We can teach ourselves to consciously dissociate, and many of us do this as a way of “dealing” with our problems—as though denying the problem’s existence. For example, many people in abusive relationships dissociate when their partners are mean or violent towards them. This makes it easier to forgive an abuser and continue to survive in the relationship. Those who dissociate on a regular basis have a tendency to only see the good parts of their lives while ignoring the bad, thus skewing their sense of reality. It is good to be positive, but the longer we ignore a problem, the worse it gets. For example, the longer a victim stays with their abuser, the more likely they will end up being hospitalized for severe injuries. We may also dissociate so often that we do not know how to stop when we try to, and instead lash out in the form of extreme emotion at seemingly random moments.

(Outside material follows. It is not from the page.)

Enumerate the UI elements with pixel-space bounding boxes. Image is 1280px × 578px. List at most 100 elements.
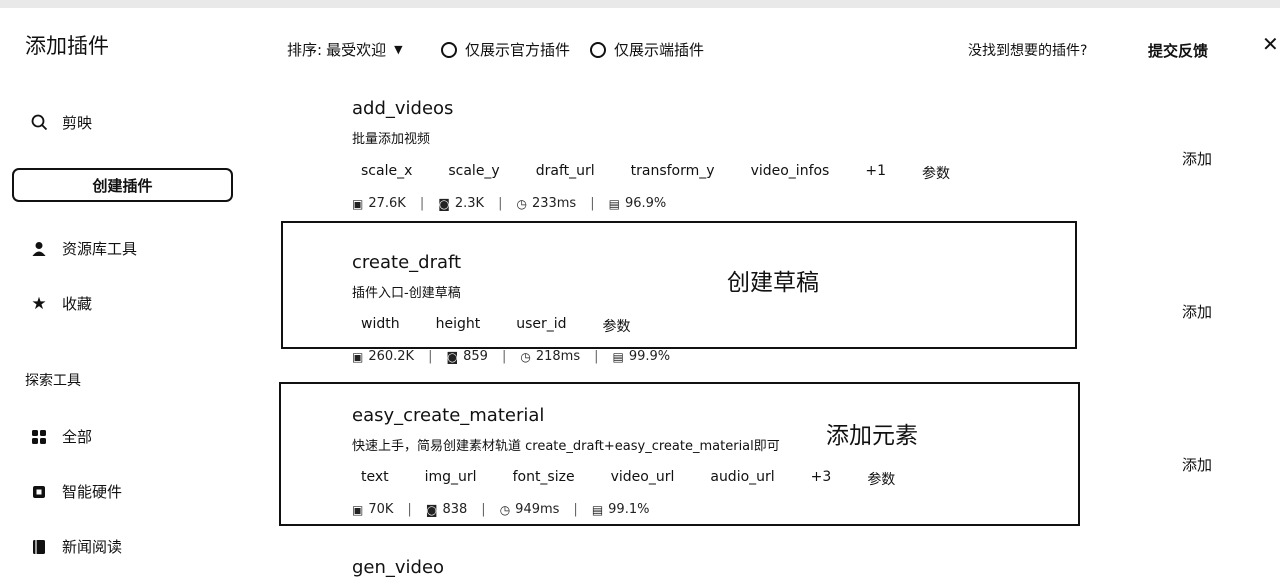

Over time, dissociation also has the potential to harm us in the forms of low self-esteem, anxiety, depression, drug abuse, self-mutilation, and even suicidal thoughts.

How Dissociation Affects Other Relationships

Dissociating ourselves from the world around us can negatively affect our relationships with other people in many different ways. A common characteristic of people who have been sexually abused is to dissociate themselves during intimate moments, which they might do with their current partners long after the sexual abuse has taken place. For every way someone can be traumatized, there is a way it can affect someone close to them. If you dissociate during social situations due to a past of public humiliation or general embarrassment, you might teach yourself to dissociate every time you are in a social setting. This could prevent you from having a good time and really getting into the experience, even if you are with close friends. Other people might notice your lack of enthusiasm over time and come to the conclusion that you are not a fun person to be around. Human connections can be severed because you are never truly in the moment, since relaying our emotions (if any) to them time and time again can form a vicious cycle that may not break any other way.

How Therapy Can Help

Therapists can help us conquer every aspect of our dissociation that prevents us from moving forward. The goal is never to get rid of dissociation completely, because it is a very useful survivor tactic that can help us in threatening occurrences. A therapist can teach us more about dissociation and help us recognize when in our lives we dissociate, as many of us do not even realize how often we do it. Once we are able to identify these instances, we can learn how to keep ourselves in a present state of mind. We can also learn to grow and find meaning within the things that we are dissociating from. There are plenty of different techniques we can use to channel our emotional problems in different, healthier ways.